Pedala, che ti passa. Mentre il sensore, attivato dalla pressione del piede sul pedale, comunica alla centralina che il motore elettrico può essere attivato. Silenziosa e ad emissioni zero, la e-bike rifiuta targa, assicurazione, bollo e casco infilandosi dappertutto, piste ciclabili e Ztl delle città incluse, rispettosa dei dettami sulla vita sana, menefreghista dei limiti di circolazione e dei tassi d’inquinamento, irresistibilmente ammiccante. «È come pedalare in discesa anche quando sei in salita — spiega Piero Nigrelli, direttore del settore ciclo di Confindustria Ancma, l’associazione che raggruppa le aziende del settore due ruote (i dati dei veicoli a motore sono in picchiata) —. È un prodotto in crescita esponenziale, destinato a chi non vuole fare troppa fatica senza rinunciare al piacere e ai vantaggi della bici, quindi alle donne, ai professionisti, a chi non è più giovanissimo e ai cicloamatori di mezza età, il cui mercato in Nord Europa grazie alla pedalata assistita si è enormemente allargato». Scalo il Ghisallo con l’aiutino del doping tecnologico, e torno. (È una battuta ma fino a un certo punto: nel 2010 si sospettò che il vincitore di Fiandre e Parigi-Roubaix, lo svizzero Cancellara, avesse usato una bici elettrica, ma non fu mai dimostrato).
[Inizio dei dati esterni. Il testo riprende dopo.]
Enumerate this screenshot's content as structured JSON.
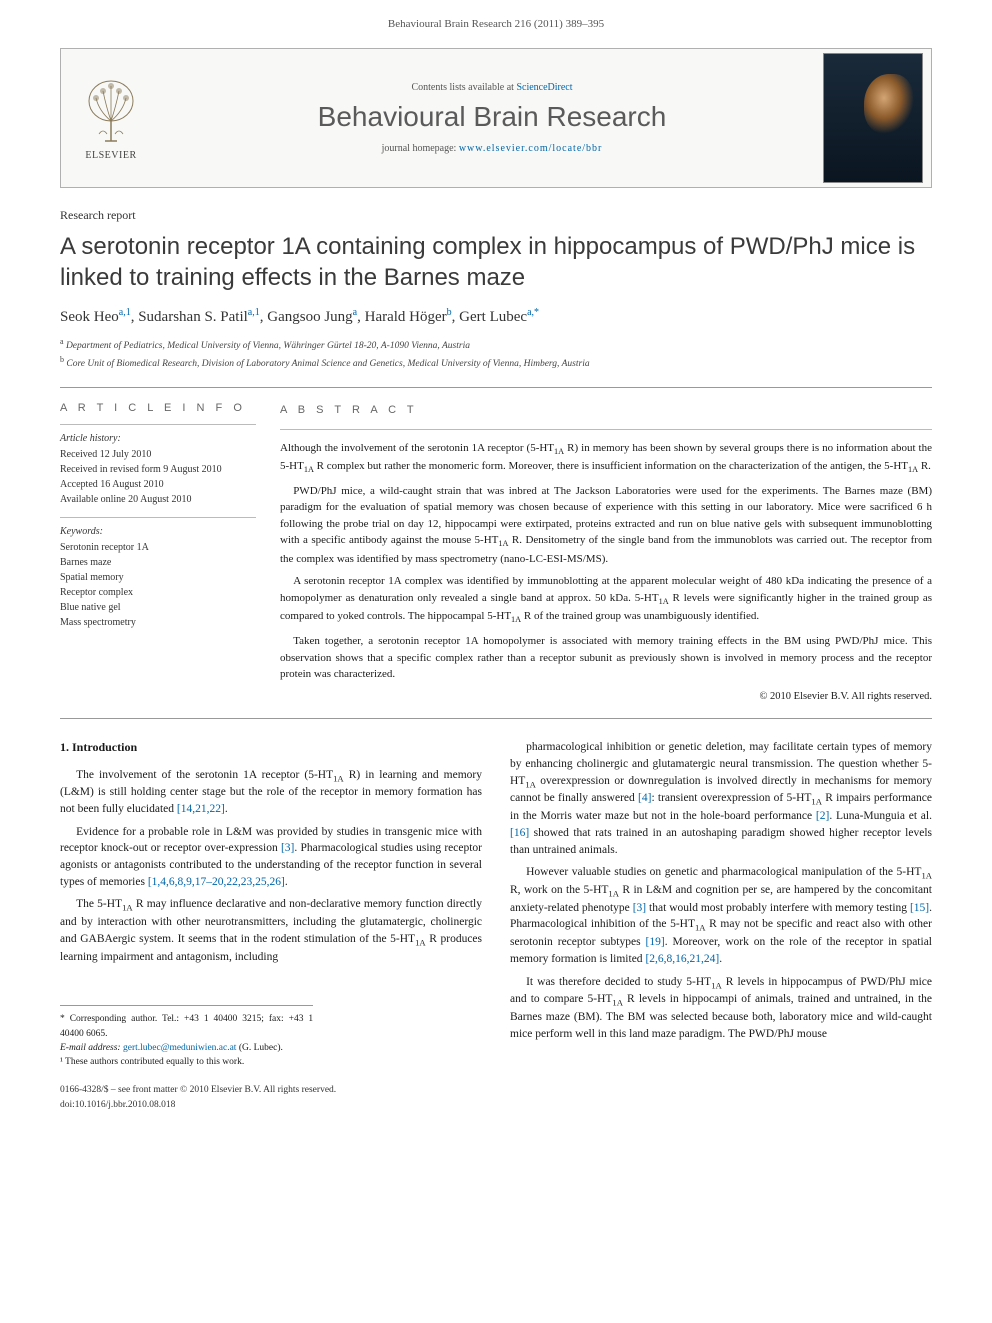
{
  "header": {
    "citation": "Behavioural Brain Research 216 (2011) 389–395"
  },
  "contentsBar": {
    "listLine_pre": "Contents lists available at ",
    "listLine_link": "ScienceDirect",
    "journalName": "Behavioural Brain Research",
    "homepage_pre": "journal homepage: ",
    "homepage_link": "www.elsevier.com/locate/bbr",
    "elsevier": "ELSEVIER"
  },
  "article": {
    "type": "Research report",
    "title": "A serotonin receptor 1A containing complex in hippocampus of PWD/PhJ mice is linked to training effects in the Barnes maze",
    "authors_html": "Seok Heo<sup>a,1</sup>, Sudarshan S. Patil<sup>a,1</sup>, Gangsoo Jung<sup>a</sup>, Harald Höger<sup>b</sup>, Gert Lubec<sup>a,*</sup>",
    "affiliations": {
      "a": "Department of Pediatrics, Medical University of Vienna, Währinger Gürtel 18-20, A-1090 Vienna, Austria",
      "b": "Core Unit of Biomedical Research, Division of Laboratory Animal Science and Genetics, Medical University of Vienna, Himberg, Austria"
    }
  },
  "articleInfo": {
    "heading": "A R T I C L E   I N F O",
    "historyHeading": "Article history:",
    "history": [
      "Received 12 July 2010",
      "Received in revised form 9 August 2010",
      "Accepted 16 August 2010",
      "Available online 20 August 2010"
    ],
    "keywordsHeading": "Keywords:",
    "keywords": [
      "Serotonin receptor 1A",
      "Barnes maze",
      "Spatial memory",
      "Receptor complex",
      "Blue native gel",
      "Mass spectrometry"
    ]
  },
  "abstract": {
    "heading": "A B S T R A C T",
    "p1": "Although the involvement of the serotonin 1A receptor (5-HT₁A R) in memory has been shown by several groups there is no information about the 5-HT₁A R complex but rather the monomeric form. Moreover, there is insufficient information on the characterization of the antigen, the 5-HT₁A R.",
    "p2": "PWD/PhJ mice, a wild-caught strain that was inbred at The Jackson Laboratories were used for the experiments. The Barnes maze (BM) paradigm for the evaluation of spatial memory was chosen because of experience with this setting in our laboratory. Mice were sacrificed 6 h following the probe trial on day 12, hippocampi were extirpated, proteins extracted and run on blue native gels with subsequent immunoblotting with a specific antibody against the mouse 5-HT₁A R. Densitometry of the single band from the immunoblots was carried out. The receptor from the complex was identified by mass spectrometry (nano-LC-ESI-MS/MS).",
    "p3": "A serotonin receptor 1A complex was identified by immunoblotting at the apparent molecular weight of 480 kDa indicating the presence of a homopolymer as denaturation only revealed a single band at approx. 50 kDa. 5-HT₁A R levels were significantly higher in the trained group as compared to yoked controls. The hippocampal 5-HT₁A R of the trained group was unambiguously identified.",
    "p4": "Taken together, a serotonin receptor 1A homopolymer is associated with memory training effects in the BM using PWD/PhJ mice. This observation shows that a specific complex rather than a receptor subunit as previously shown is involved in memory process and the receptor protein was characterized.",
    "copyright": "© 2010 Elsevier B.V. All rights reserved."
  },
  "introduction": {
    "heading": "1. Introduction",
    "left": [
      "The involvement of the serotonin 1A receptor (5-HT₁A R) in learning and memory (L&M) is still holding center stage but the role of the receptor in memory formation has not been fully elucidated [14,21,22].",
      "Evidence for a probable role in L&M was provided by studies in transgenic mice with receptor knock-out or receptor over-expression [3]. Pharmacological studies using receptor agonists or antagonists contributed to the understanding of the receptor function in several types of memories [1,4,6,8,9,17–20,22,23,25,26].",
      "The 5-HT₁A R may influence declarative and non-declarative memory function directly and by interaction with other neurotransmitters, including the glutamatergic, cholinergic and GABAergic system. It seems that in the rodent stimulation of the 5-HT₁A R produces learning impairment and antagonism, including"
    ],
    "right": [
      "pharmacological inhibition or genetic deletion, may facilitate certain types of memory by enhancing cholinergic and glutamatergic neural transmission. The question whether 5-HT₁A overexpression or downregulation is involved directly in mechanisms for memory cannot be finally answered [4]: transient overexpression of 5-HT₁A R impairs performance in the Morris water maze but not in the hole-board performance [2]. Luna-Munguia et al. [16] showed that rats trained in an autoshaping paradigm showed higher receptor levels than untrained animals.",
      "However valuable studies on genetic and pharmacological manipulation of the 5-HT₁A R, work on the 5-HT₁A R in L&M and cognition per se, are hampered by the concomitant anxiety-related phenotype [3] that would most probably interfere with memory testing [15]. Pharmacological inhibition of the 5-HT₁A R may not be specific and react also with other serotonin receptor subtypes [19]. Moreover, work on the role of the receptor in spatial memory formation is limited [2,6,8,16,21,24].",
      "It was therefore decided to study 5-HT₁A R levels in hippocampus of PWD/PhJ mice and to compare 5-HT₁A R levels in hippocampi of animals, trained and untrained, in the Barnes maze (BM). The BM was selected because both, laboratory mice and wild-caught mice perform well in this land maze paradigm. The PWD/PhJ mouse"
    ]
  },
  "footnotes": {
    "corr": "* Corresponding author. Tel.: +43 1 40400 3215; fax: +43 1 40400 6065.",
    "email_label": "E-mail address: ",
    "email": "gert.lubec@meduniwien.ac.at",
    "email_after": " (G. Lubec).",
    "equal": "¹ These authors contributed equally to this work."
  },
  "footer": {
    "line1": "0166-4328/$ – see front matter © 2010 Elsevier B.V. All rights reserved.",
    "line2": "doi:10.1016/j.bbr.2010.08.018"
  }
}
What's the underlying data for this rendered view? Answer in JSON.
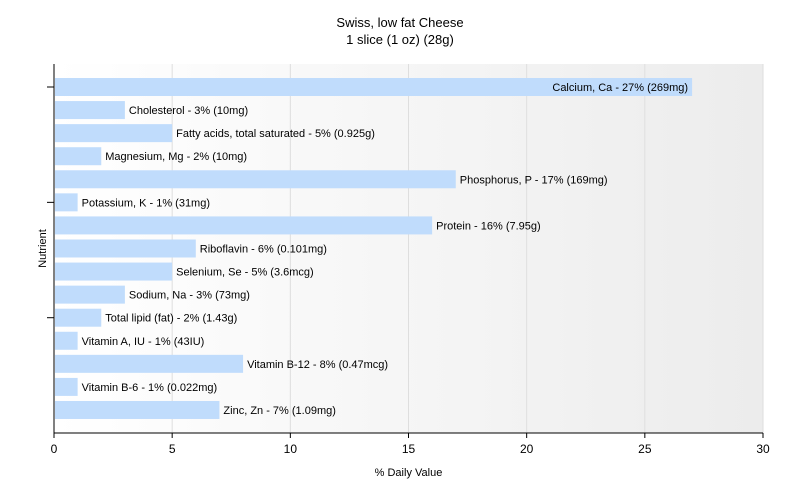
{
  "chart_data": {
    "type": "bar",
    "horizontal": true,
    "title": "Swiss, low fat Cheese",
    "subtitle": "1 slice (1 oz) (28g)",
    "xlabel": "% Daily Value",
    "ylabel": "Nutrient",
    "xlim": [
      0,
      30
    ],
    "xticks": [
      0,
      5,
      10,
      15,
      20,
      25,
      30
    ],
    "grid": true,
    "bars": [
      {
        "label": "Calcium, Ca - 27% (269mg)",
        "value": 27
      },
      {
        "label": "Cholesterol - 3% (10mg)",
        "value": 3
      },
      {
        "label": "Fatty acids, total saturated - 5% (0.925g)",
        "value": 5
      },
      {
        "label": "Magnesium, Mg - 2% (10mg)",
        "value": 2
      },
      {
        "label": "Phosphorus, P - 17% (169mg)",
        "value": 17
      },
      {
        "label": "Potassium, K - 1% (31mg)",
        "value": 1
      },
      {
        "label": "Protein - 16% (7.95g)",
        "value": 16
      },
      {
        "label": "Riboflavin - 6% (0.101mg)",
        "value": 6
      },
      {
        "label": "Selenium, Se - 5% (3.6mcg)",
        "value": 5
      },
      {
        "label": "Sodium, Na - 3% (73mg)",
        "value": 3
      },
      {
        "label": "Total lipid (fat) - 2% (1.43g)",
        "value": 2
      },
      {
        "label": "Vitamin A, IU - 1% (43IU)",
        "value": 1
      },
      {
        "label": "Vitamin B-12 - 8% (0.47mcg)",
        "value": 8
      },
      {
        "label": "Vitamin B-6 - 1% (0.022mg)",
        "value": 1
      },
      {
        "label": "Zinc, Zn - 7% (1.09mg)",
        "value": 7
      }
    ],
    "colors": {
      "bar": "#c0dcfc",
      "grid": "#dedede",
      "axis": "#000000",
      "plot_bg_start": "#ffffff",
      "plot_bg_end": "#ececec"
    }
  }
}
Non siamo ai record della Cina (che nel 2018 possiederà il 90% dei 42 milioni di e-bike in circolazione nel mondo, per un giro d’affari di 11 miliardi di dollari) e non abbiamo un briciolo della cultura ciclistica dell’Olanda, ma nel nostro piccolo ci difendiamo. Già nel 2009, pizzicato da Dagospia , Enrico Mentana sfrecciava a Roma in sella a una bici elettrica verso una colazione di lavoro. E oggi, a Lucca e dintorni, è il campione del mondo (2002) Mario Cipollini a tenere alta la bandiera dell’ecologia a due ruote. E, forse, anche di una generalizzata pigrizia esistenziale? «L’elogio della fatica è il concetto più difficile da passare agli studenti — conferma Nando Dalla Chiesa, sociologo, professore e politico —. Siamo immersi in una cultura che tende a eliminare gli sforzi, considerandoli sgradevoli, in ogni ambito della società. C’è sempre l’idea che il risultato sia facile, veloce. E invece la qualità costa fatica: nulla di buono è gratis. Sì, quella dell’e-bike è proprio una moda del nostro tempo...».
Una ventina di chili di peso (dieci anni fa ne pesava 35), affidabile e con un’estetica enormemente migliorata che la rende gradita anche alle signore (Atala, Italwin e Bottecchia le marche italiane più forti), al passo con l’evoluzione (tra venti giorni esce il modello ST2 della Stromer, centralina personalizzata e gestita tramite smartphone, con navigatore satellitare: 7 mila euro) ma non per tutte le tasche. «Simpatica però classista — spiega il sociologo Enrico Finzi —, perché riservata dal ceto medio in su. In una fase storica in cui l’auto è fortemente impopolare e scoraggiata, la bici elettrica è moderna, gode di consenso sociale e asseconda la sedentarietà diffusa, alimentando il circolo virtuoso di una mobilità risparmiosa. È ora che venga inserita nei servizi di bike sharing delle città anche se porta con sé un peccato originale: permettere che venga usata senza casco, oggi che i tassi di mortalità in bici crescono rapidamente, è un errore gravissimo, cui spero presto si ponga rimedio».
E pazienza se i giovanissimi per muoversi continuano a preferire skateboard, rollerblade, la Vespa o le care vecchie suole delle sneakers. Arrivare puntuali in ufficio senza aver stillato una goccia di sudore o sbavato il mascara, in fondo, non è (ancora) un loro problema.